Assert Individuality

Personal freedom of action must for a time be surrendered by pupil to

teacher but it should be for limited time only. The impress of the

teacher's mind can be made upon the pupil in two seasons of study if it

can be at all. Perhaps most pupils receive all that the teacher can give

them in six months. As soon as they have that should they leave that

teacher? Not at all. They should then begin the use of their own

uality--letting it, little by little, assert itself. The

practical application of individuality should be as carefully attended

to as is any part of the pupil's education. Perhaps it should have more

attention.
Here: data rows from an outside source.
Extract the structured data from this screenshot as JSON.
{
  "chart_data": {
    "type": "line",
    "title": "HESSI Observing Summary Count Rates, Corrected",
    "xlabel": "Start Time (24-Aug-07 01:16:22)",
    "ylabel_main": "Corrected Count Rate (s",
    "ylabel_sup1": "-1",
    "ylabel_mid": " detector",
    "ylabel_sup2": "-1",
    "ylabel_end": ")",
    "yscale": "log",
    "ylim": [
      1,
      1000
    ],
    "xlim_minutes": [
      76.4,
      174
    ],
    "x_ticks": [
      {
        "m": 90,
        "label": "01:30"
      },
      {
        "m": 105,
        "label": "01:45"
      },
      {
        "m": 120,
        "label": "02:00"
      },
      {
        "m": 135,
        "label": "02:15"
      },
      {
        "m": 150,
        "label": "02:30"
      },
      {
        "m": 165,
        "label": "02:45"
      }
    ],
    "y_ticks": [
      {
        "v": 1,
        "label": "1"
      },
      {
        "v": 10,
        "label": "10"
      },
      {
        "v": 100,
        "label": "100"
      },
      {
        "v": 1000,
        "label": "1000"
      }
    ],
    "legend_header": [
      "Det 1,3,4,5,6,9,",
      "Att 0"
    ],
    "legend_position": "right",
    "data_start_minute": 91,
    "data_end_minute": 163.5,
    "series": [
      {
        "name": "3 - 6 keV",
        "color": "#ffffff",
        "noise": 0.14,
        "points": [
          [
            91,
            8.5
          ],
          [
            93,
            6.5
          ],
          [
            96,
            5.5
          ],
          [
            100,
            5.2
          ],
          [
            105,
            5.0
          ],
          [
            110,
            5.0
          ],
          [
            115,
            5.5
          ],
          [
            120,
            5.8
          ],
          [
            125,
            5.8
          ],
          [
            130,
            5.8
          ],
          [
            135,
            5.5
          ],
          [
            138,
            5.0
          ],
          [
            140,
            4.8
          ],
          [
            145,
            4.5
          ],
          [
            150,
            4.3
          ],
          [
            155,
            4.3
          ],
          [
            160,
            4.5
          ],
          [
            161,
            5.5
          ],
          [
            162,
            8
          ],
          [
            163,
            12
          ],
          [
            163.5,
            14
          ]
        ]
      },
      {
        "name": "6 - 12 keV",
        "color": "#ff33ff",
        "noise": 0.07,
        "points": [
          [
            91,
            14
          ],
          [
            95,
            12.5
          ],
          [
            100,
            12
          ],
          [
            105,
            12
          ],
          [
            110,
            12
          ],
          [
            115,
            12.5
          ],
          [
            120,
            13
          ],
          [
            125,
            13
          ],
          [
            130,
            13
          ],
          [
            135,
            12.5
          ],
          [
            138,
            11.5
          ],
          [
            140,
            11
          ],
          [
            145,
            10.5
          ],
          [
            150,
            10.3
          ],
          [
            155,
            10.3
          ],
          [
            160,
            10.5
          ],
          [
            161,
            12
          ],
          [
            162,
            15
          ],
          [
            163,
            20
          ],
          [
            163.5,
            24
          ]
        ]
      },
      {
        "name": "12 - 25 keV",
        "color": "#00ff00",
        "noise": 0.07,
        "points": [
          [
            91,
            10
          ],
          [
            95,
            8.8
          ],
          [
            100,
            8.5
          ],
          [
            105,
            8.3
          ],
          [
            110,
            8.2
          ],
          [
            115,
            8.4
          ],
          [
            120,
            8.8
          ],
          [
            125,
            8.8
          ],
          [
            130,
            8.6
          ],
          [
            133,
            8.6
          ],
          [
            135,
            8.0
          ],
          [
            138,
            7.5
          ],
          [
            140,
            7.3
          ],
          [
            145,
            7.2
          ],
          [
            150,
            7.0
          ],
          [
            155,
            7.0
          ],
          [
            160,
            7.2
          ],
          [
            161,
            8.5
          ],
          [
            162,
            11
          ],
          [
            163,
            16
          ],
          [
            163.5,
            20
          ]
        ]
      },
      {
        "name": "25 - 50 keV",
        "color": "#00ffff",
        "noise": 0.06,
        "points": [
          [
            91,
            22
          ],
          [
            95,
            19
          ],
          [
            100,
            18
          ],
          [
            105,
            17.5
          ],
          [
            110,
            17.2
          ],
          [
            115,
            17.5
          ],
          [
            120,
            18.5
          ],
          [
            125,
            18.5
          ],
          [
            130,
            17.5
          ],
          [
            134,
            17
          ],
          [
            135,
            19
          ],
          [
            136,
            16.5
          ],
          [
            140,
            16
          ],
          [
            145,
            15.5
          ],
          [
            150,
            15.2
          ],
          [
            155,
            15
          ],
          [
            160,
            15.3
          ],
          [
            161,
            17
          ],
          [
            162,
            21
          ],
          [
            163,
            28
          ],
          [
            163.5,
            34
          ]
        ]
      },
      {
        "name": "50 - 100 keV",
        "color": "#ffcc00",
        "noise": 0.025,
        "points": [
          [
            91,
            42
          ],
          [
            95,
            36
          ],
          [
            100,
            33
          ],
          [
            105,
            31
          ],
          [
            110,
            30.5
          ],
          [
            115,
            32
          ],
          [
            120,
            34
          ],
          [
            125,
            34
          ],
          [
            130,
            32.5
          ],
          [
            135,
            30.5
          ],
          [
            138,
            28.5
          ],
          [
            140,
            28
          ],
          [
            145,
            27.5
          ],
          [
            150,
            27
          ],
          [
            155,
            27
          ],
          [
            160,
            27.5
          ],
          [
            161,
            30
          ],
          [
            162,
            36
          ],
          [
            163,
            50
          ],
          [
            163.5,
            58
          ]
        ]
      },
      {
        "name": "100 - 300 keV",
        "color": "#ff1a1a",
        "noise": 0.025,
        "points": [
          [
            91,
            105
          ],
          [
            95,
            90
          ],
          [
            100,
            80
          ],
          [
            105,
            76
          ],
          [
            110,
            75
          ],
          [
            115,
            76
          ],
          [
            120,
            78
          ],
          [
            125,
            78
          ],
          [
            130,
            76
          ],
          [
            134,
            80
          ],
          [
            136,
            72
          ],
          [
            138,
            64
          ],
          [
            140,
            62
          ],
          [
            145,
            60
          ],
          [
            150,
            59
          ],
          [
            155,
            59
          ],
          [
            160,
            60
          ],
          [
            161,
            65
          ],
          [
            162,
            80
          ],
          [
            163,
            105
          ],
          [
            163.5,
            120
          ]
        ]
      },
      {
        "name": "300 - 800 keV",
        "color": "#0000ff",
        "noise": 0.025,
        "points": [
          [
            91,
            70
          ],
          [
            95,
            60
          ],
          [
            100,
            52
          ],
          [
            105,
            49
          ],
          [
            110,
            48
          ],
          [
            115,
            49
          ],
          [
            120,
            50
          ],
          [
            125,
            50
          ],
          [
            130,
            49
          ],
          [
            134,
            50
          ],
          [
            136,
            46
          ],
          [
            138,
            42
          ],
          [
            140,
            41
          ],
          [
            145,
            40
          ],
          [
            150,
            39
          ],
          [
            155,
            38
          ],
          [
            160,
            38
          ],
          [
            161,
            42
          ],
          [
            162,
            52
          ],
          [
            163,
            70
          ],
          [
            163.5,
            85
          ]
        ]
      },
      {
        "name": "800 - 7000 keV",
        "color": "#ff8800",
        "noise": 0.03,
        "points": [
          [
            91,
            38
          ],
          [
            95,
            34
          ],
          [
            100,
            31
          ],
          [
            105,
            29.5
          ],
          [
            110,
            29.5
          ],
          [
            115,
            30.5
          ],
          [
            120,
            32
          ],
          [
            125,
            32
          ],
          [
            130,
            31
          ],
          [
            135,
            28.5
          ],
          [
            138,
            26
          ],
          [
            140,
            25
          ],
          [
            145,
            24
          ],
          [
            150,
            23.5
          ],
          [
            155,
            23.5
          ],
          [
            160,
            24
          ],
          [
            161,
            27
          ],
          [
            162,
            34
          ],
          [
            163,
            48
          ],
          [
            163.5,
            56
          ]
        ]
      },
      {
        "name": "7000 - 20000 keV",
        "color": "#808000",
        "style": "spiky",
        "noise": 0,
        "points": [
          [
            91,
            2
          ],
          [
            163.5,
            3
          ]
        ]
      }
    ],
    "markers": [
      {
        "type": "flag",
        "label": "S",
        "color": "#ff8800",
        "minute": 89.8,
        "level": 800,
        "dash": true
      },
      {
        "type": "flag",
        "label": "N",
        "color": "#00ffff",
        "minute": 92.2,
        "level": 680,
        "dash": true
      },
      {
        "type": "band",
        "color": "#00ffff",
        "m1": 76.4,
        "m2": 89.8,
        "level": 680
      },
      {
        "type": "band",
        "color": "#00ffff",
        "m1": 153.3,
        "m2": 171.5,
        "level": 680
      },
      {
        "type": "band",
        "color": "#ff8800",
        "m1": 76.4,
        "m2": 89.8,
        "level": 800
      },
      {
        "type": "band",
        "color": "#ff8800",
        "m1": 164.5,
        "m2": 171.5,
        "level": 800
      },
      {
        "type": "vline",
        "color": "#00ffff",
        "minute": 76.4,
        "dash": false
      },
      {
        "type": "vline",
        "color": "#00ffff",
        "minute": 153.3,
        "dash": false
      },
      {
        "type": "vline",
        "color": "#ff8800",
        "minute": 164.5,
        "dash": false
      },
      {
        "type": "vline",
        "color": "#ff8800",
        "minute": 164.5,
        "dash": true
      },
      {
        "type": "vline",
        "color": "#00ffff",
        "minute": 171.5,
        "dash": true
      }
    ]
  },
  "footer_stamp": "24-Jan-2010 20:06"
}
More than one, more than a thousand, every year wrecks her

good and great future by what we term wilfulness or waywardness. The

name is misapplied. The individuality is then asserting itself and it is

then that the pupil needs the skillful and firm hand of the master. The

keen clear judgment which comes from experience is worth to the pupil

more than the cost of many lessons. The life is planned then. It is a

time of bending the twig; the tree grows that way. The wrecking which is

so often seen arises because the pupil changes to a teacher who does

not understand the case. The new teacher must study it all over. Before

that can be done the pupil is spoiled and disappears, disappointed and

disgusted. Receive the personality of the teacher, pupils, but then

allow him to lead you onward as you bring out your own individuality.